A couple days ago I was riding my bike to the gym and listening to the first post-election podcast of the Gilmor Gang. They were all depressed about the results of the election and they were discussing whether or not the blogosphere played any impact on the outcome. Now the most popular political blogs are mostly libertarian or moderately left. But the blogosphere in general is definitely more liberal than conservative. It’s also more critical of the war in Iraq than most tradition media outlets. Basically, it the blogosphere had played a big impact, the vote should have gone to Kerry.
Then one of the guests brought up an interesting thesis: there is such an overwhelming amount of information on the internet and in the blogosphere that a possible reaction is curling up into your existing comfortable values and gut instincts.
That really got at me because I’m a strong advocate of the internet, of increased communication. I don’t think information overload (which I suffer from every day) is a bad thing, I just think we need to slowly let ourselves work it out. But another reaction is certainly retreating from it all back to a traditional objective moral code just like Gary Willis argues in The Day the Enlightenment Went Out.
I mean, personally I think this conversation we’re having with HP is super interesting and useful. But another part of me asks if we’re not just adding to the noise, adding to the echo chamber and that perhaps, worse, it’s having the opposite affect.
Us and the Apes
The best single podcast I have listened to so far is a presentation from this year’s Pop!Tech Conference by Comparative Primatologist Frans de Waal. His presentation was on Human Nature and his basic argument is that populism is the best form of governance given primate behavior. Now you should listen to anyone who starts telling you about apes and finishes insinuating that you should vote for Kerry in 30 minutes with a very very critical ear. With that said, his presentation really gave me a lot to think about.
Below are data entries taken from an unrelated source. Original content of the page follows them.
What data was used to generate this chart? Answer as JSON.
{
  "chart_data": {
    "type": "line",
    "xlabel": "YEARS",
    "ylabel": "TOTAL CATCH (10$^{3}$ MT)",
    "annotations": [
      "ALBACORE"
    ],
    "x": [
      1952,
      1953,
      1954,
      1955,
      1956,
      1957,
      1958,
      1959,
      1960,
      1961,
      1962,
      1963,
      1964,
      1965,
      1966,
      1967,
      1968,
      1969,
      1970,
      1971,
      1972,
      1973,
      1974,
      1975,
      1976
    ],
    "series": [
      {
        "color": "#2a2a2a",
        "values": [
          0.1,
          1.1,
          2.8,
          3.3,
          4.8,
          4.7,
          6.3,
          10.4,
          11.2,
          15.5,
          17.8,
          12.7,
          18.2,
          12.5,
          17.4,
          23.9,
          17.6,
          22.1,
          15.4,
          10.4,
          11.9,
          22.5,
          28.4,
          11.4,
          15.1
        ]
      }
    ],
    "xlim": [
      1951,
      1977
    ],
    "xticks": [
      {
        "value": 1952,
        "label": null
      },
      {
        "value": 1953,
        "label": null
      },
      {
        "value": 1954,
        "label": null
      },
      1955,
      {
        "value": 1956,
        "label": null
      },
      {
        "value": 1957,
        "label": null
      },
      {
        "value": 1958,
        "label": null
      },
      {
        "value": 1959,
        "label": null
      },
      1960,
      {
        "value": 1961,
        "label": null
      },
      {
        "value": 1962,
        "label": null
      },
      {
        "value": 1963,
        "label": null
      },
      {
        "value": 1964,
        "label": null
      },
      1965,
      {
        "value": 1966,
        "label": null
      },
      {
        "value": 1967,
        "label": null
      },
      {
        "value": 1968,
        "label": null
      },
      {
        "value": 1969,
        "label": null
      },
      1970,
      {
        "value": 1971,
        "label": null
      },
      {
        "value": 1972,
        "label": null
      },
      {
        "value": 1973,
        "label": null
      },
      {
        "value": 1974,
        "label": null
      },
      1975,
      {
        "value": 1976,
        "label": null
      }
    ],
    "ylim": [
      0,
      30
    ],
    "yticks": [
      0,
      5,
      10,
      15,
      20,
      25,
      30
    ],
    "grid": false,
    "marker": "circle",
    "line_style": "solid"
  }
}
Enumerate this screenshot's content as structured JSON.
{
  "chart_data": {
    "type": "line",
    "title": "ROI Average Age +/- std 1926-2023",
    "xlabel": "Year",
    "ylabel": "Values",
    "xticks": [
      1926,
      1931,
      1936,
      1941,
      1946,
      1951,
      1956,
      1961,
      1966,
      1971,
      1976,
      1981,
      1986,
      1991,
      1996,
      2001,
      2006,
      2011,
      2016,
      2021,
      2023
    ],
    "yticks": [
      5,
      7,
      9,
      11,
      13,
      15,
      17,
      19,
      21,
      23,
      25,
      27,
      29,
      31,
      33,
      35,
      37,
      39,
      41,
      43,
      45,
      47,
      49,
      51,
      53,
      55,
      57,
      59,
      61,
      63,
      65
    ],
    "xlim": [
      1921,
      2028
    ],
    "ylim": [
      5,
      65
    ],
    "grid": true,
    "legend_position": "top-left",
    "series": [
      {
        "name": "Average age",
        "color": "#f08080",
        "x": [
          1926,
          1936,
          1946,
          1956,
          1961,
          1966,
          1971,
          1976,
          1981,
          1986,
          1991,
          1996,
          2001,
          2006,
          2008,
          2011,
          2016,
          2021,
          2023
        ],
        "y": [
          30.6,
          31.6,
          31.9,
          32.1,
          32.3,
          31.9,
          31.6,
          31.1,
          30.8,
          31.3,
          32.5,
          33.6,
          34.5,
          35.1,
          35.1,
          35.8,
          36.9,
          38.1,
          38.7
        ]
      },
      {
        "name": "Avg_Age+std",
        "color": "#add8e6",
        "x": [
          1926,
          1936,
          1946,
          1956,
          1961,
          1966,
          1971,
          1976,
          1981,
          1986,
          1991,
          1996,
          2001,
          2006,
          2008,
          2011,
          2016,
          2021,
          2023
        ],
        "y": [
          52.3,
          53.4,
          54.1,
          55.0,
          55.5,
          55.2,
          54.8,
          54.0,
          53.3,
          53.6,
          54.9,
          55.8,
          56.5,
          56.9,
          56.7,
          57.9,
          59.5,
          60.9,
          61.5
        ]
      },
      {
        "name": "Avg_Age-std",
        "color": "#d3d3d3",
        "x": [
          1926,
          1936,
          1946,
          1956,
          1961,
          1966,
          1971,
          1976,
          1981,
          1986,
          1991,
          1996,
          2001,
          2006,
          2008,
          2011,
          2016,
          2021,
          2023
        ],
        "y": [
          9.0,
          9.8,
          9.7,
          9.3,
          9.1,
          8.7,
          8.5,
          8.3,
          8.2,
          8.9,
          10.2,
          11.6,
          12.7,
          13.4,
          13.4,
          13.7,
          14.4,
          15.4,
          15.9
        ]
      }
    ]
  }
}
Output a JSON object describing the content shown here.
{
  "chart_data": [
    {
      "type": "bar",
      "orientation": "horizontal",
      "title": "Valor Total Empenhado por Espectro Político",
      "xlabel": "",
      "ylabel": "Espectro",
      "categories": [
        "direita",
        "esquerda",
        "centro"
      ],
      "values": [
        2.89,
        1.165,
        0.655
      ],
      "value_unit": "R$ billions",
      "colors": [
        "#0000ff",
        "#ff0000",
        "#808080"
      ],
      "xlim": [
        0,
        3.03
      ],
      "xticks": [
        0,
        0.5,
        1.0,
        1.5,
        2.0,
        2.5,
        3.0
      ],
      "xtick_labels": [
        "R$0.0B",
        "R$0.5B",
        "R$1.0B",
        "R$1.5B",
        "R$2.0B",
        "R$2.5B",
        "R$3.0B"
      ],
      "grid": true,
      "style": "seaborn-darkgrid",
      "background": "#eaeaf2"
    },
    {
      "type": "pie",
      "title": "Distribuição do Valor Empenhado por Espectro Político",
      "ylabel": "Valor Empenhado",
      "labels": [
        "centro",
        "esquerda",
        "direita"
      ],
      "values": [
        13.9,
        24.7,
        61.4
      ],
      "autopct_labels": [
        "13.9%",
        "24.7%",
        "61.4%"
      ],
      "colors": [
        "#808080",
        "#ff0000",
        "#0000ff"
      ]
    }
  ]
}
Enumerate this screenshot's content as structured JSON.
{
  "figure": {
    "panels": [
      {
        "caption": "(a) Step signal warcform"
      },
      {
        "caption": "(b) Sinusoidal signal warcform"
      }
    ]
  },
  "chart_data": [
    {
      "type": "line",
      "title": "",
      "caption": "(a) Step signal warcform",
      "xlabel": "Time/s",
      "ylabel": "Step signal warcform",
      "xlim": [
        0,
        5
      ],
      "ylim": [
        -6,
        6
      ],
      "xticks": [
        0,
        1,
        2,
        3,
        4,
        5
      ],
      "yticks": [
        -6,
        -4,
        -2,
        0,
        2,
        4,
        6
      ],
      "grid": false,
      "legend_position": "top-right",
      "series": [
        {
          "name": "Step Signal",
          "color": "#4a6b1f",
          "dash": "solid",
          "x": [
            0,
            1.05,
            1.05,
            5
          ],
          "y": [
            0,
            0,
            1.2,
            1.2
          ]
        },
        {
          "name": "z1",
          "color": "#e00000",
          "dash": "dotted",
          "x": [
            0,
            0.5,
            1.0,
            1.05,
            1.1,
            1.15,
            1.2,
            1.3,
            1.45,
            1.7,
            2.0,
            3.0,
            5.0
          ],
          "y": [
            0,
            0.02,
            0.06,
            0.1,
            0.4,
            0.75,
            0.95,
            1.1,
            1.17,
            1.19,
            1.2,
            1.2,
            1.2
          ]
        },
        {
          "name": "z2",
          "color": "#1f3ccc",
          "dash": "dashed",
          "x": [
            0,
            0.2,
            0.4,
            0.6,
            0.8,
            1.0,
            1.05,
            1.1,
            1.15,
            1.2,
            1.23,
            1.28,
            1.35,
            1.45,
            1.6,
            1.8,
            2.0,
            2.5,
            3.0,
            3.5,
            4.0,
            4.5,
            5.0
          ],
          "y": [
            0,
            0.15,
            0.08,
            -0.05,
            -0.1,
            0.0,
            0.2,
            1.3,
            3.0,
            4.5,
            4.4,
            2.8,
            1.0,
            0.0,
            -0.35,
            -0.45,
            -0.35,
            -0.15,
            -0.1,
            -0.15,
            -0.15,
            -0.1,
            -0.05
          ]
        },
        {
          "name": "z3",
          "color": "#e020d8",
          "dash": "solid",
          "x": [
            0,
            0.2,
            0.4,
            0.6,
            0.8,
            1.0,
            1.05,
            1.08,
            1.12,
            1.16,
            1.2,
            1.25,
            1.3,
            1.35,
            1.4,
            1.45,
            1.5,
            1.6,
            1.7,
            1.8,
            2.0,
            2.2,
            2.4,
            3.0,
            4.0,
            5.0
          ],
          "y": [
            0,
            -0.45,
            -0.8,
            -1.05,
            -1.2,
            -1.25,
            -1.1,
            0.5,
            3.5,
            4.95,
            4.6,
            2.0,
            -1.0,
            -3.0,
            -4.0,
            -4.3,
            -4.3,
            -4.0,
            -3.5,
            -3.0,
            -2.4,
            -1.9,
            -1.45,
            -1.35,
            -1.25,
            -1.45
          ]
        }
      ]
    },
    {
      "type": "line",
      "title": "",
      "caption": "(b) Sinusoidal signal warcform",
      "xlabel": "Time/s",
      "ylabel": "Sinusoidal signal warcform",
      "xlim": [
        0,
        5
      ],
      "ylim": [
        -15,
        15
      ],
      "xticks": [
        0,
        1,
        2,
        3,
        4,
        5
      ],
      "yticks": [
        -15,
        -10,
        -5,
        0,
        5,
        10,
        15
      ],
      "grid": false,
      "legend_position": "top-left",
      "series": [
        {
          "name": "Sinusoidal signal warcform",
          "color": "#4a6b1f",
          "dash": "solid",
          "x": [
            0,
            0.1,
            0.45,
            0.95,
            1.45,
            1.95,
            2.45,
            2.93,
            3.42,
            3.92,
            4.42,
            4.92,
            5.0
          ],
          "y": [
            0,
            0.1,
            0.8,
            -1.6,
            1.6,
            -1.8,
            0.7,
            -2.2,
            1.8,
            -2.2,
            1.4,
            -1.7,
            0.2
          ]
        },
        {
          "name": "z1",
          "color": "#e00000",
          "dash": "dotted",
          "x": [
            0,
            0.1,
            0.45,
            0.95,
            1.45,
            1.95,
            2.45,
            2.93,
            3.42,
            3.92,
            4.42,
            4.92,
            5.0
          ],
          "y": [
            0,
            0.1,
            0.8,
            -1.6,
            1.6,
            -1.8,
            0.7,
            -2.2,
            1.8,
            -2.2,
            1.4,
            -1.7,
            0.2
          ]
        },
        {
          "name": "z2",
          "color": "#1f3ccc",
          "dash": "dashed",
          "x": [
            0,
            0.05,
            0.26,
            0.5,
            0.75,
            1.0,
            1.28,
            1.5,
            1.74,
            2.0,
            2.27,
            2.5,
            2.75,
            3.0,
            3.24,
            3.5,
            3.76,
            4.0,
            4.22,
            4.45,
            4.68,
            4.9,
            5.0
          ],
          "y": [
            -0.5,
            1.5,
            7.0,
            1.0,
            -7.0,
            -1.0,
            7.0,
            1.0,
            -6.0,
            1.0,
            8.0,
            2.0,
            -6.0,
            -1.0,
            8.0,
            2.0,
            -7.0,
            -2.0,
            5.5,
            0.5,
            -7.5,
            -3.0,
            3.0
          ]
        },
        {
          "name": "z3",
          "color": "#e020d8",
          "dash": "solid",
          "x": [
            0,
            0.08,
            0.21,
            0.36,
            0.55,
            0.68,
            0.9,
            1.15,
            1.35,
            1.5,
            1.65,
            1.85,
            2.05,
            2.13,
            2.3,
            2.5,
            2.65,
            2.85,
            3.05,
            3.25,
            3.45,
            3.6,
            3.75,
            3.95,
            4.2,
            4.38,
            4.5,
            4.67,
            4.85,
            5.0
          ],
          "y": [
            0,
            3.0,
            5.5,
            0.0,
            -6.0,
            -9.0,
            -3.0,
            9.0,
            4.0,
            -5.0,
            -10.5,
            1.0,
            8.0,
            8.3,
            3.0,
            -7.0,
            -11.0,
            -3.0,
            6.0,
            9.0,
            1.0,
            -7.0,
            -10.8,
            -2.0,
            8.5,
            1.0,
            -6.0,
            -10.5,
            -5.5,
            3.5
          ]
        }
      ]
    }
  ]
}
I know that throughout our conversation with HP, I’m going to be thinking myself about the deeper argument of moral relativism versus moral absolutism. Mari’s boyfriend Chad framed it so well on his blog. Us liberals often cite the Enlightenment and claim we use universal rationality rather than any objective moral authority in forming policy. But Chad explains the dangers of pure rationality. Only now am I realizing that we need the two – objective morality and rationality – to balance each other. But Frans de Waal’s argument is that we need to better understand human behavior when making policy. That human behavior at least needs to taken into consideration.
An aside: Frans de Waal later described an experiment in which university age men and women were asked how many sexual relations they had in the past year. Consistently men would say 10 and women would say 5. He said it was always right around half. Now, obviously unless men were having many more homosexual relations than women, there’s a discrepancy there. So he said, the researchers then hooked their participants up to fake lie detector tests and asked the same question – how many sexual relations in the past year. All of a sudden both the men and the women gave the same answers. His point being that you have to take behavior into account in any research that relies on surveys or questionnaires.
Another example was that when Sprite made the graphic of the lime larger on their can, they got a flood of calls asking them why they started adding more lime flavor to the soda. Anyway, I’m just echoing – check out the podcast.